NULL must be represented using the token 'null' or '?' in place of the attribute value. In addition, NULL values can be tagged with a "missing reason code" to help a SciDB application distinguish among different types of null values—for example, assigning a unique code to the following types of errors: "instrument error", "cloud cover", or "not enough data for statistically significant result". Or, in the case of financial market data, data may be missing because "market closed", "trading halted", or "data feed down".

The examples below show how to represent missing data in the load file.
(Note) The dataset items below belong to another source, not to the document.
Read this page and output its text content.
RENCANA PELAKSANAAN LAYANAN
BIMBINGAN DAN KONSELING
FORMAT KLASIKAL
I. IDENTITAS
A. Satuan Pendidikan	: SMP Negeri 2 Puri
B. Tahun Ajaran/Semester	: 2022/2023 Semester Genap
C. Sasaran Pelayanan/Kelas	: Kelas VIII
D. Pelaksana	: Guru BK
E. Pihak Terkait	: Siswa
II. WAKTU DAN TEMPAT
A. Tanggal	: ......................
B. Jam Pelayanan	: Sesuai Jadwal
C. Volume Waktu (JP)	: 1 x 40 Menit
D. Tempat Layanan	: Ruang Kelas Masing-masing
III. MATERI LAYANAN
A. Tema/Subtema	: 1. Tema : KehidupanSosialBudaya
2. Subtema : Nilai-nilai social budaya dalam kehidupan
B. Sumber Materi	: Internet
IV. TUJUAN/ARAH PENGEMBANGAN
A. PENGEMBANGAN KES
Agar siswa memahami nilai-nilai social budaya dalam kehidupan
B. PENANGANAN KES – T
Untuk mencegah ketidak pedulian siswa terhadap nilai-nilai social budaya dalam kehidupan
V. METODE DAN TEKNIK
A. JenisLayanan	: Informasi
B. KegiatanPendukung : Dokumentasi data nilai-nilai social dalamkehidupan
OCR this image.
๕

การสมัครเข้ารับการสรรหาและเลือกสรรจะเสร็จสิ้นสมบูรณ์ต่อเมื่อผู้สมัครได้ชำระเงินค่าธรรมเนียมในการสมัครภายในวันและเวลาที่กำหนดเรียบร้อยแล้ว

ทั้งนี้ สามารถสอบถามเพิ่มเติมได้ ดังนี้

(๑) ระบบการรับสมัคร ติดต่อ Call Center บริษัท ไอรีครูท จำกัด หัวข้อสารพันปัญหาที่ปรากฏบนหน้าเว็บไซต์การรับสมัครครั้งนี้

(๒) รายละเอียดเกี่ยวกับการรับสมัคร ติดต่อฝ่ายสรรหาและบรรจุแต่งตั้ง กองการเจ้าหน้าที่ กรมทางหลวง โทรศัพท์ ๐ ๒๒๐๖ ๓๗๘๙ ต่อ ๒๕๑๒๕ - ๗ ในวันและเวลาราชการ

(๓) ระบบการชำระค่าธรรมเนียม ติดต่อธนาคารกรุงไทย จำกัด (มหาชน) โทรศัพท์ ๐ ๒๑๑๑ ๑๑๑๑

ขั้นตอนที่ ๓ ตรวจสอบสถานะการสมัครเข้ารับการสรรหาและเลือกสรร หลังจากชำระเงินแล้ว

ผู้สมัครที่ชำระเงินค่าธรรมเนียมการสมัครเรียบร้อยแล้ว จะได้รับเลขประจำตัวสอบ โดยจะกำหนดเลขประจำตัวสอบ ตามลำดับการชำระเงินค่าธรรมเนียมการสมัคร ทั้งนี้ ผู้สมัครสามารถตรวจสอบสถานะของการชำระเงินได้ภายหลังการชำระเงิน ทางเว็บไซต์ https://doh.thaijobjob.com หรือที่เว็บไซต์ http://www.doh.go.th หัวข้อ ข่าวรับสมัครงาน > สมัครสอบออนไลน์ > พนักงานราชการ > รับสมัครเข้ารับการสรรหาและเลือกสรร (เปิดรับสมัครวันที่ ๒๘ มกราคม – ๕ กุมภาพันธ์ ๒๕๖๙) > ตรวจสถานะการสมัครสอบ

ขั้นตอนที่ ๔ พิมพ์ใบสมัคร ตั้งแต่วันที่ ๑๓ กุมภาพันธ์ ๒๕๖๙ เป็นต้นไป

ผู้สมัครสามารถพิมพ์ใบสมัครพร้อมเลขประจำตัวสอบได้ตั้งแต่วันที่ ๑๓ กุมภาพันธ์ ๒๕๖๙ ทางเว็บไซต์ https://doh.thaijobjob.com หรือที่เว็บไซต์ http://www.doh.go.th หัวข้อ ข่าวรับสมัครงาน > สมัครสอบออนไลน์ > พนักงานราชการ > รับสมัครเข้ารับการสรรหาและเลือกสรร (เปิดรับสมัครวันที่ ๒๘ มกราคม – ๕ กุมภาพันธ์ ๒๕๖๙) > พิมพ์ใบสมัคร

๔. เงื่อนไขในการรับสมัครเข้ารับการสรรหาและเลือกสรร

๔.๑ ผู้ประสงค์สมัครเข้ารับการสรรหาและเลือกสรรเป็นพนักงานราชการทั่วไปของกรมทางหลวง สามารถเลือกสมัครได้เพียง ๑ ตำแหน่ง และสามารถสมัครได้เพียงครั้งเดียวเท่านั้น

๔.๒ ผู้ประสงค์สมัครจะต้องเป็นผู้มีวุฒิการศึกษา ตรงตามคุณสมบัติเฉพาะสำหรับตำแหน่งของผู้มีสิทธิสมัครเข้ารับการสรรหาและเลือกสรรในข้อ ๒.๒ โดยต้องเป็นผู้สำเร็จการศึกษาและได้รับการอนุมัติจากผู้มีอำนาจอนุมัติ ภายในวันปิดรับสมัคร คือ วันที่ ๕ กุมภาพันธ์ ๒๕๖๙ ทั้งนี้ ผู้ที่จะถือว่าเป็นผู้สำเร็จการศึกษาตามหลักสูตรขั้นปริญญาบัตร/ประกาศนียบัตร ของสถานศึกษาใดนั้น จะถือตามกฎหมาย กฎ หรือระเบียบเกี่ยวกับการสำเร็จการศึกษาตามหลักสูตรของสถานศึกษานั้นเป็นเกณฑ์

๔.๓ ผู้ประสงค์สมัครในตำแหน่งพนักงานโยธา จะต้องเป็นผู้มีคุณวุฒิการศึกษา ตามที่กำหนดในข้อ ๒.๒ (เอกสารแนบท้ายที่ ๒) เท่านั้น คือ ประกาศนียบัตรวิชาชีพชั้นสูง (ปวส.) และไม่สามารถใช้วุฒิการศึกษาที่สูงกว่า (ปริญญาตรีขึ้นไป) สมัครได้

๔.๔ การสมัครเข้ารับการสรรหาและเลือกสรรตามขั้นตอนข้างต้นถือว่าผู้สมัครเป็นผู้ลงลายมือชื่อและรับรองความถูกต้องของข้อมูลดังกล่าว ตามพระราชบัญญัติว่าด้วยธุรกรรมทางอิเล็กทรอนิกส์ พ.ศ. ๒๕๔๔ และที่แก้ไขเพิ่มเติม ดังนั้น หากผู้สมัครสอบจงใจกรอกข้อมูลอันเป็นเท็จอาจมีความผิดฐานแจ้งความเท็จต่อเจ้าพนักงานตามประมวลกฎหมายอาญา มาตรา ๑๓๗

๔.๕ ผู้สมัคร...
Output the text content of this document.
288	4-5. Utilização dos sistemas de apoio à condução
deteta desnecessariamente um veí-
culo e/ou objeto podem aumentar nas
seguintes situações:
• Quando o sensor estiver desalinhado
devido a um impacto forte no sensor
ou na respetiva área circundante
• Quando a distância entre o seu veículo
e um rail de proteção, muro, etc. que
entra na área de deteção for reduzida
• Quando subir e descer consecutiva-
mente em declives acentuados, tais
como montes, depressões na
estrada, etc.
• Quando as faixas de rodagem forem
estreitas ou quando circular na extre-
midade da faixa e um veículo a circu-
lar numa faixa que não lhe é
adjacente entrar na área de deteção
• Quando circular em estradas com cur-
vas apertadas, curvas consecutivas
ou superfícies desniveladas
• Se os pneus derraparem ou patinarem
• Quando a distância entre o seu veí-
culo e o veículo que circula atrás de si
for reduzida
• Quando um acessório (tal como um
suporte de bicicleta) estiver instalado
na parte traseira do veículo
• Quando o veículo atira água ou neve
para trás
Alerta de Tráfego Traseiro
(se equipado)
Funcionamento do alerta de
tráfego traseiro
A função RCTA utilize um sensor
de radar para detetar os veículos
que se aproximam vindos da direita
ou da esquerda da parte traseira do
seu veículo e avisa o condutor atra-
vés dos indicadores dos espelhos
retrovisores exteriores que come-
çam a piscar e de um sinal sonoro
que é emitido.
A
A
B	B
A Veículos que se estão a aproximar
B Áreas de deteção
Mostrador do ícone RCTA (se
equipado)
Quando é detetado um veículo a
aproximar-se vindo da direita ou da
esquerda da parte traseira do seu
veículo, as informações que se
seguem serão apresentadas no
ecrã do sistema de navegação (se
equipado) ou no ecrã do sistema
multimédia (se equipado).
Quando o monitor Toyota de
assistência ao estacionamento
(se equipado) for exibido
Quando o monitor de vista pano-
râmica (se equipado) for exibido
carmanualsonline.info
A question mark (?) or null represent null values, and ?2 represents null value with a reason code of 2.

[[ ( 10, 4.5, "My String", 'C'), (10, 5.1, ?1, 'D'), 
(?2, 5.1, "Another String", ?) ...


[[ ( 10, 4.5, "My String", 'C'), (10, 5.1, ?1, 'D'), 
(?2, 5.1, "Another String", null) ...

Use the substitute operator to substitute different values for each type of NULL. For more information on NULL substitution, see the substitute operator reference.

Additionally, you can specify a missing reason code for the default value of an attribute. For example, the following statement specifies a missing reason code of 30 as the default value for the val3 attribute.

AFL% create array D<val1:char default 'a', val2:int32 default 1, 
     val3:int64 null default missing(30)> [i=0:9,10,0];  
[("D<val1:char DEFAULT 'a',val2:int32 DEFAULT 1,val3:int64 NULL DEFAULT ?30> [i=0:9,10,0]")]